— Из-за чего и произошли стычки, потребовавшие вмешательства полиции, — добавил Секар, — разумно ли было доводить до этого?
— Разумно ли с чьей стороны? — спросил Грендаль.
— Я имею в виду, может, лучше было пощадить чувства этого мальчика и уступить в такой мелочи, как детские авторучки? Свет что ли клином сошелся на этом поросенке?

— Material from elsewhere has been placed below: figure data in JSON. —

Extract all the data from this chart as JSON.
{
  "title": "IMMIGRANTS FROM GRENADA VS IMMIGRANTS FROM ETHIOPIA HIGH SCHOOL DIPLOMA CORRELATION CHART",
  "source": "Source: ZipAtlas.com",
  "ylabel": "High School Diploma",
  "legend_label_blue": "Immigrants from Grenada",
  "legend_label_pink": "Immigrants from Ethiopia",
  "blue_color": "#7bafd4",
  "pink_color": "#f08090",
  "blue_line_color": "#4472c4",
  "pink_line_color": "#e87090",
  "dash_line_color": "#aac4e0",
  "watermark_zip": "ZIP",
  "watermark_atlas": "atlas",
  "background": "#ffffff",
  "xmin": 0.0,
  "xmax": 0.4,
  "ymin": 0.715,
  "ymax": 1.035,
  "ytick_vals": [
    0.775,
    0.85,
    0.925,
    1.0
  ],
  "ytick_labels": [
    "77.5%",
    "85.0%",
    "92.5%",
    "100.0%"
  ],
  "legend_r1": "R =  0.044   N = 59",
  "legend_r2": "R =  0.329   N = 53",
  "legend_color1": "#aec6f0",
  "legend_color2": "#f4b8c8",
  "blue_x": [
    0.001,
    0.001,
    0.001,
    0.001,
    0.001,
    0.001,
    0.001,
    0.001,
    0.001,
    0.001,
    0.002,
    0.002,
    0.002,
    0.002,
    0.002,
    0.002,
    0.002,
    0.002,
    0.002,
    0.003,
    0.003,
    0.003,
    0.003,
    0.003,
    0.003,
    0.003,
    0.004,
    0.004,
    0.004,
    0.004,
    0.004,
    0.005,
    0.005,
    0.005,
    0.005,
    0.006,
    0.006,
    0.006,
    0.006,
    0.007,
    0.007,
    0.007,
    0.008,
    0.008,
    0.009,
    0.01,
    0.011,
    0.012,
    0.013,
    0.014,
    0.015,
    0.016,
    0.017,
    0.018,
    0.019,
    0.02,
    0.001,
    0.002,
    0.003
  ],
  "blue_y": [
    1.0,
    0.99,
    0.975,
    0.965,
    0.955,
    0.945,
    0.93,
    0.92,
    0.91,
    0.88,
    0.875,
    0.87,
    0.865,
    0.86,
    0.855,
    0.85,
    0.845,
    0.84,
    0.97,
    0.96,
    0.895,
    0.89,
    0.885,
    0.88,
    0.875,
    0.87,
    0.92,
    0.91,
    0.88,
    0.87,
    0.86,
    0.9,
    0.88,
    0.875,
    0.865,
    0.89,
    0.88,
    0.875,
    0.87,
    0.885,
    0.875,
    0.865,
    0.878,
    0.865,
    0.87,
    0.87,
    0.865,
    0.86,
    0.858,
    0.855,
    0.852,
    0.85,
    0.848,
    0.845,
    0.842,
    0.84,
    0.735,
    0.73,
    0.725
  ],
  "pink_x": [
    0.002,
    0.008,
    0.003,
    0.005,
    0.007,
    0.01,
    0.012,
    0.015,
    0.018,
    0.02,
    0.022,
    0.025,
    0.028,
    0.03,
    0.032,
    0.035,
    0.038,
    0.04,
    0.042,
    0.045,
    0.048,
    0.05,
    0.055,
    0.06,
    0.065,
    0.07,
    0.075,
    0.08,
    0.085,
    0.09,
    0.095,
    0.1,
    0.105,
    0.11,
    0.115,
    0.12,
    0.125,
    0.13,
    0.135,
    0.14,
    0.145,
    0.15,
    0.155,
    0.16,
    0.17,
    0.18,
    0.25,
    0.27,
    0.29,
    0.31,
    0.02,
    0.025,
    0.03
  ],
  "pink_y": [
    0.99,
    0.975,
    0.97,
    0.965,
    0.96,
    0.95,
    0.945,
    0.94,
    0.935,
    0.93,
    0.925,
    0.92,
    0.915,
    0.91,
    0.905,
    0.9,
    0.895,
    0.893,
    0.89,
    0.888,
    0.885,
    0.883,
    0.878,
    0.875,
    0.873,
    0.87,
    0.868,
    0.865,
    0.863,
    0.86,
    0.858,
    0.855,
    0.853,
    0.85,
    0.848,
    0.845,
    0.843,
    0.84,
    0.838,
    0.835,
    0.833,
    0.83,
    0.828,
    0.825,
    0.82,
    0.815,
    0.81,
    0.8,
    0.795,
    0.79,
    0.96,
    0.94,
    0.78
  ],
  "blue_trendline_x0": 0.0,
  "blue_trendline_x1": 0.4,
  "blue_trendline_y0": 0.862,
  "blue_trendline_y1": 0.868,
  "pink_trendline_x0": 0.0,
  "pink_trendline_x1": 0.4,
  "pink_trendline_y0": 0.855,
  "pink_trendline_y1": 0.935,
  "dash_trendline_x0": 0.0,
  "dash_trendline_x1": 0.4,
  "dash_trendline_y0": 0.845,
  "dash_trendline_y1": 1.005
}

Возникла пауза. Грендаль на четверть минуты задумался, а затем сказал:
— Авторучки — детские, а проблема — взрослая. Свет всегда сходится клином на какой-то мелочи: картинках, футболках, воздушных шариках. Из этих мелочей складывается наша свобода. Мы учим детей быть свободными именно на таких мелочах. Я прочел в одной старой книжке: свобода — это возможность открыто делать то, что кому-то не нравится. По-моему, очень правильная мысль.
— А вы не боитесь, что таким путем мы отучим детей от милосердия?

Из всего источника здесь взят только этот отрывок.